WASHINGTON (dpa-AFX) - Oil prices traded lower on Tuesday as a firmer dollar and expectations of increased OPEC+ production from October overshadowed concerns over supply disruptions from Libya.
Benchmark Brent crude futures fell 1.6 percent to $76.27 a barrel, while WTI crude futures were down 0.9 percent at $72.92.
The dollar crept higher and bond yields rose ahead of the ISM U.S. Manufacturing PMI release for August later in the day.
Meanwhile, concerns mounted over China's economic woes, offsetting supply disruptions from Libya following political unrest.
In a major development, Libya's state National Oil Corporation has declared a state of force majeure at its El-Feel crude oil field from September 2. Operated by Mellitah Oil and Gas, this field has a capacity of 70,000 barrels a day.
The politically forced oil field closure by the eastern based Hafter regime comes as a result of the Central Bank of Libya crisis.

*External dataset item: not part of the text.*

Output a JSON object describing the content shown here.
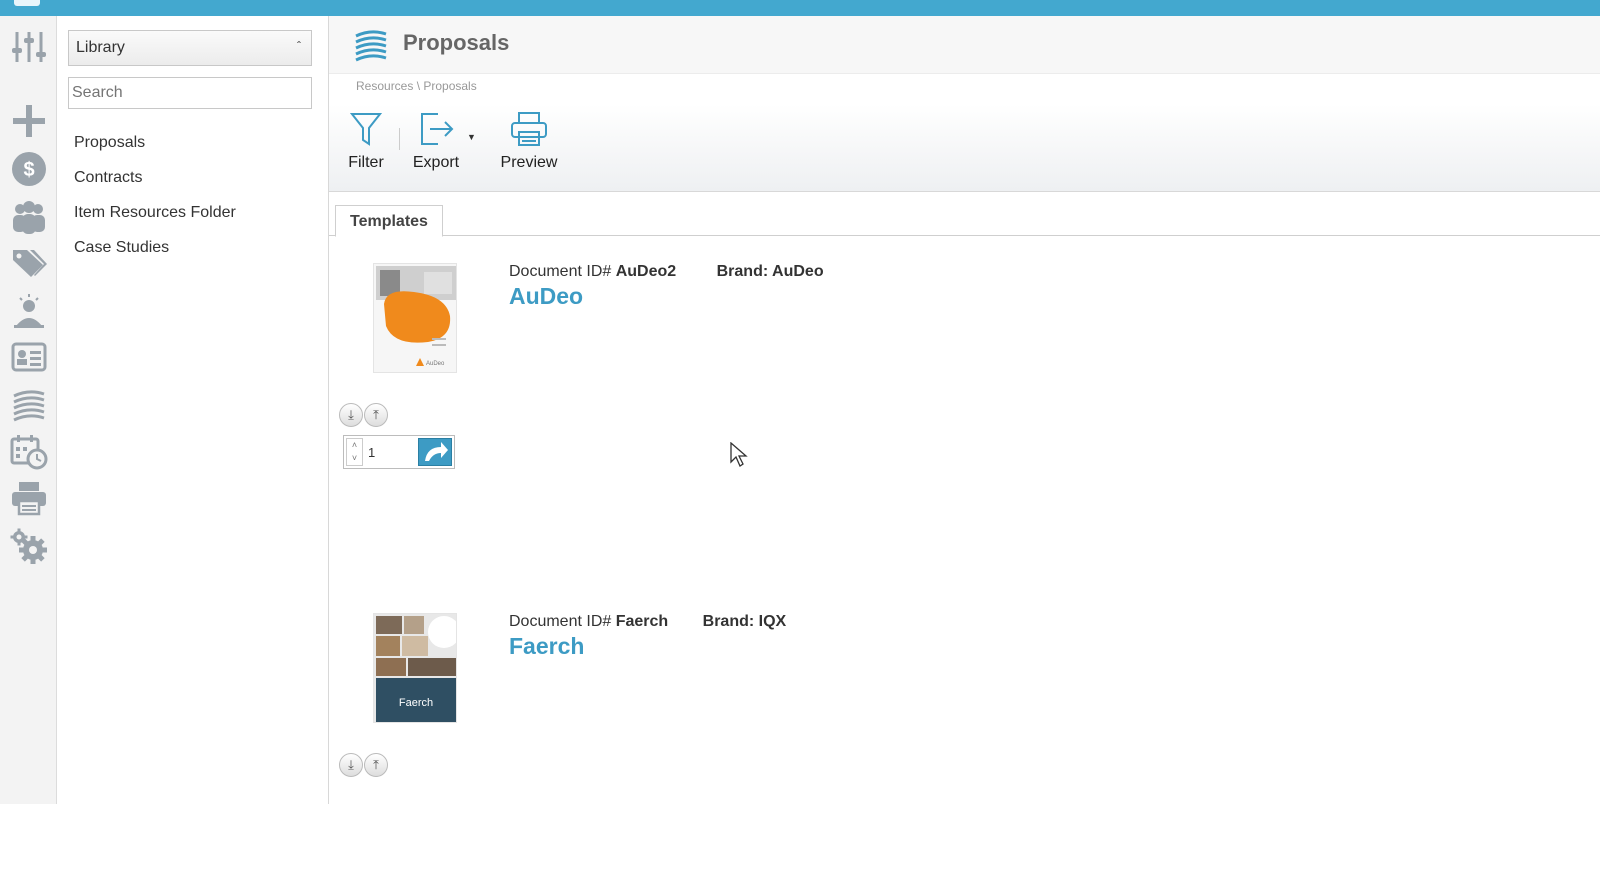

A Reuters report said the UN Support Mission in Libya held talks on Monday to resolve the dispute over control of the central bank.
This dispute triggered a blockade of crude oil production, following which Libya's oil production dropped to below half of its usual level.
Elsewhere, two crude oil tankers, the Saudi-flagged Amjad and Panama-flagged Blue Lagoon I, were attacked in the Red Sea on Monday by Yemen's Iran-backed Houthi rebels in a significant escalation of tensions.